Je le regarde dans les yeux. Je sais quel regard je lui lance. Je le sais, et ça ne me fait pas baisser les yeux.
— Peu importe à quel point j'essaie de te pousser en arrière, de t'empêcher de traverser mes barrières, ça ne donne rien du tout. Je sais pas ce que tu m'as fait, Owen, mais c'est vraiment pas ouf, et si tu pouvais arrêter tout de suite, ça serait sympa, je pouffe.
Il esquisse un sourire aussi. Je continue :
— Sur une note plus sérieuse, non, tu n'es pas n'importe qui. Ça, c'est ce que j'essayais de me dire quand j'ai commencé à te faire confiance bien plus qu'à n'importe quel autre personne.
Je soupire.
— Tu sais, une des dernières fois où j'ai vu le Professeur, il m'a demandé si je lui faisais confiance. Je lui ai répondu par l'affirmative. Que bien sûr, je lui faisais confiance plus qu'à n'importe qui au Pavillon.
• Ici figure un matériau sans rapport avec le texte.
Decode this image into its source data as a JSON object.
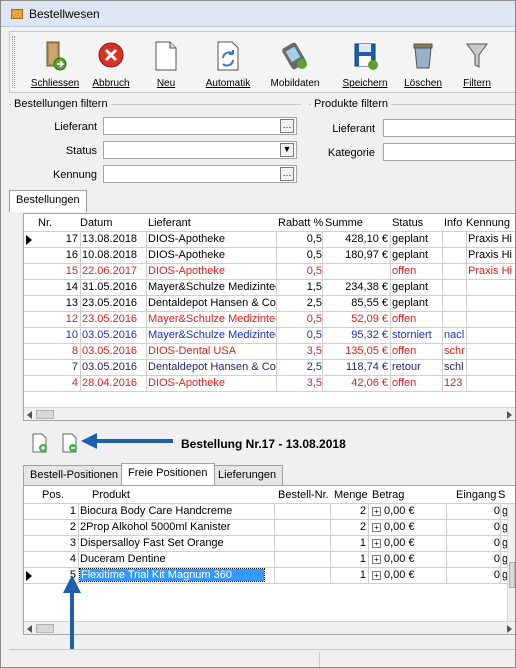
{
  "window": {
    "title": "Bestellwesen"
  },
  "toolbar": {
    "buttons": [
      {
        "id": "schliessen",
        "label": "Schliessen",
        "icon": "door-exit-icon",
        "color": "#6b8e3a"
      },
      {
        "id": "abbruch",
        "label": "Abbruch",
        "icon": "cancel-icon",
        "color": "#d9302a"
      },
      {
        "id": "neu",
        "label": "Neu",
        "icon": "new-document-icon",
        "color": "#9a9a9a"
      },
      {
        "id": "automatik",
        "label": "Automatik",
        "icon": "automatic-icon",
        "color": "#3a78c9"
      },
      {
        "id": "mobildaten",
        "label": "Mobildaten",
        "icon": "mobile-device-icon",
        "color": "#6a6a6a"
      },
      {
        "id": "speichern",
        "label": "Speichern",
        "icon": "save-icon",
        "color": "#1f5fa8"
      },
      {
        "id": "loeschen",
        "label": "Löschen",
        "icon": "trash-icon",
        "color": "#8a7a55"
      },
      {
        "id": "filtern",
        "label": "Filtern",
        "icon": "filter-funnel-icon",
        "color": "#6f6f6f"
      }
    ]
  },
  "filters": {
    "orders_group": "Bestellungen filtern",
    "products_group": "Produkte filtern",
    "orders_fields": [
      {
        "label": "Lieferant",
        "value": ""
      },
      {
        "label": "Status",
        "value": ""
      },
      {
        "label": "Kennung",
        "value": ""
      }
    ],
    "products_fields": [
      {
        "label": "Lieferant",
        "value": ""
      },
      {
        "label": "Kategorie",
        "value": ""
      }
    ]
  },
  "orders": {
    "tab": "Bestellungen",
    "columns": [
      "Nr.",
      "Datum",
      "Lieferant",
      "Rabatt %",
      "Summe",
      "Status",
      "Info",
      "Kennung"
    ],
    "rows": [
      {
        "nr": "17",
        "datum": "13.08.2018",
        "lieferant": "DIOS-Apotheke",
        "rabatt": "0,5",
        "summe": "428,10 €",
        "status": "geplant",
        "info": "",
        "kennung": "Praxis Hi",
        "color": "#000000",
        "current": true
      },
      {
        "nr": "16",
        "datum": "10.08.2018",
        "lieferant": "DIOS-Apotheke",
        "rabatt": "0,5",
        "summe": "180,97 €",
        "status": "geplant",
        "info": "",
        "kennung": "Praxis Hi",
        "color": "#000000",
        "current": false
      },
      {
        "nr": "15",
        "datum": "22.06.2017",
        "lieferant": "DIOS-Apotheke",
        "rabatt": "0,5",
        "summe": "",
        "status": "offen",
        "info": "",
        "kennung": "Praxis Hi",
        "color": "#e02020",
        "current": false
      },
      {
        "nr": "14",
        "datum": "31.05.2016",
        "lieferant": "Mayer&Schulze Medizintec",
        "rabatt": "1,5",
        "summe": "234,38 €",
        "status": "geplant",
        "info": "",
        "kennung": "",
        "color": "#000000",
        "current": false
      },
      {
        "nr": "13",
        "datum": "23.05.2016",
        "lieferant": "Dentaldepot Hansen & Co.",
        "rabatt": "2,5",
        "summe": "85,55 €",
        "status": "geplant",
        "info": "",
        "kennung": "",
        "color": "#000000",
        "current": false
      },
      {
        "nr": "12",
        "datum": "23.05.2016",
        "lieferant": "Mayer&Schulze Medizintec",
        "rabatt": "0,5",
        "summe": "52,09 €",
        "status": "offen",
        "info": "",
        "kennung": "",
        "color": "#e02020",
        "current": false
      },
      {
        "nr": "10",
        "datum": "03.05.2016",
        "lieferant": "Mayer&Schulze Medizintec",
        "rabatt": "0,5",
        "summe": "95,32 €",
        "status": "storniert",
        "info": "nacl",
        "kennung": "",
        "color": "#1a2fd0",
        "current": false
      },
      {
        "nr": "8",
        "datum": "03.05.2016",
        "lieferant": "DIOS-Dental USA",
        "rabatt": "3,5",
        "summe": "135,05 €",
        "status": "offen",
        "info": "schr",
        "kennung": "",
        "color": "#e02020",
        "current": false
      },
      {
        "nr": "7",
        "datum": "03.05.2016",
        "lieferant": "Dentaldepot Hansen & Co.",
        "rabatt": "2,5",
        "summe": "118,74 €",
        "status": "retour",
        "info": "schl",
        "kennung": "",
        "color": "#22286e",
        "current": false
      },
      {
        "nr": "4",
        "datum": "28.04.2016",
        "lieferant": "DIOS-Apotheke",
        "rabatt": "3,5",
        "summe": "42,06 €",
        "status": "offen",
        "info": "123",
        "kennung": "",
        "color": "#e02020",
        "current": false
      }
    ]
  },
  "detail": {
    "heading": "Bestellung Nr.17 - 13.08.2018",
    "icons": [
      "add-item-icon",
      "remove-item-icon"
    ],
    "tabs": [
      "Bestell-Positionen",
      "Freie Positionen",
      "Lieferungen"
    ],
    "active_tab": 1,
    "columns": [
      "Pos.",
      "Produkt",
      "Bestell-Nr.",
      "Menge",
      "Betrag",
      "Eingang",
      "S"
    ],
    "rows": [
      {
        "pos": "1",
        "produkt": "Biocura Body Care Handcreme",
        "bestellnr": "",
        "menge": "2",
        "betrag": "0,00 €",
        "eingang": "0",
        "s": "g",
        "selected": false
      },
      {
        "pos": "2",
        "produkt": "2Prop Alkohol 5000ml Kanister",
        "bestellnr": "",
        "menge": "2",
        "betrag": "0,00 €",
        "eingang": "0",
        "s": "g",
        "selected": false
      },
      {
        "pos": "3",
        "produkt": "Dispersalloy Fast Set Orange",
        "bestellnr": "",
        "menge": "1",
        "betrag": "0,00 €",
        "eingang": "0",
        "s": "g",
        "selected": false
      },
      {
        "pos": "4",
        "produkt": "Duceram Dentine",
        "bestellnr": "",
        "menge": "1",
        "betrag": "0,00 €",
        "eingang": "0",
        "s": "g",
        "selected": false
      },
      {
        "pos": "5",
        "produkt": "Flexitime Trial Kit Magnum 360",
        "bestellnr": "",
        "menge": "1",
        "betrag": "0,00 €",
        "eingang": "0",
        "s": "g",
        "selected": true
      }
    ]
  },
  "colors": {
    "selection": "#3399ff",
    "annotation_arrow": "#1f5fa8",
    "tab_border": "#a0a0a0"
  }
}
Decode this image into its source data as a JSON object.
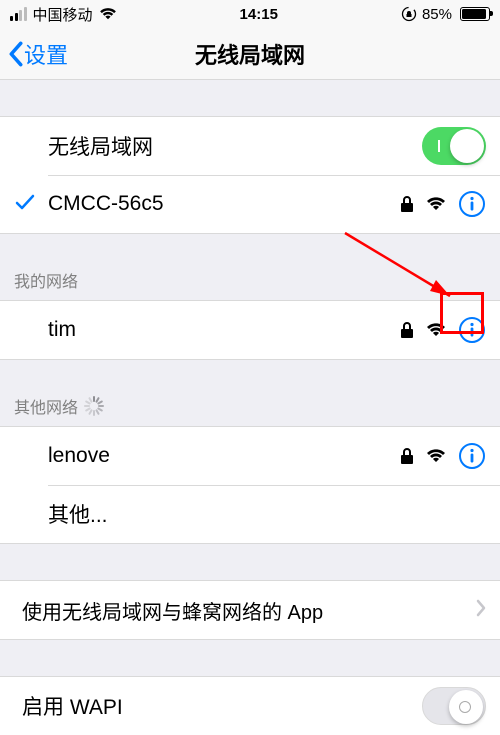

Qu'il était le seul qui avait ma confiance.
Je sens le regard d'Owen se durcir et je serre ses mains plus fort dans les miennes.
— Je lui ai menti. Je ne fais confiance qu'à une seule personne dans le Pavillon, et ce n'est certainement pas lui. C'est toi.
— Tu mens tout le temps, Sid.
Mes larmes reprennent le contrôle de mon corps, et je n'arrive plus à supporter son poids. Je me laisse tomber contre mon ami, et même si j'ai peur qu'il soit toujours en colère contre moi, il me rattrape. Et il me serre contre lui, tellement fort que j'ai l'impression que je vais étouffer, mais ça fait du bien. La pluie n'a pas d'importance. Le ciel est aussi triste que nous. J'enfouis mon visage dans son épaule. Je le tiens par la taille pour ne pas lui faire mal en touchant ses cicatrices.
— Pas avec toi.
Il se détache de moi, doucement, comme s'il ne voulait pas me brusquer, mais je l'attire à nouveau à moi.
— Je suis tellement désolé, Owen. Pour tout, depuis le début. Pour comment je t'ai traité, pour avoir essayé de te tuer, pour ne pas t'avoir fais confiance, pour avoir laissé sous entendre que tu étais n'importe qui alors que tu ne l'es pas du tout, pour t'avoir détesté pendant tant de temps, pour t'avoir coupé avec mon couteau quand on a failli se tuer.
— Je suis désolé pour les cafards, les lettres de menace et les mensonges, réplique-t-il. Tu n'es pas le seul à avoir eu tort dans l'histoire. J'aurais dû te parler et te convaincre de te joindre à moi avant de tenter quoi que ce soit d'autre.
Cette fois c'est moi qui commence à me détacher, mes mains glissant sur ses bras, en essayant de le faire le plus doucement possible.
— J'aurais pas accepté, je rétorque.
— J'avais oublié que t'étais l'idiot le plus insupportable et têtu du Pavillon.
Je sens mon cœur battre dans ma poitrine, tellement fort que j'ai l'impression que même Owen ne peut entendre que ça. Toute ma peau me brûle. Il m'aide à me redresser et passe un bras autour de ma taille pour m'aider à marcher. J'ai un peu plus d'énergie que tout à l'heure, mais bon, on est toujours pas sur quelque chose d'extrêmement glorieux.
Je vacille un peu, mais le garçon me retient. Il le fait toujours.
— On est ensemble, hein ? Me dit-il. On se lâche plus jamais.
— Nous deux ou aucun des deux, je dis en hochant la tête.
On se sourit, et je remarque que la pluie s'est arrêtée. Au milieu des nuages gris, je vois des rayons de soleil filtrer.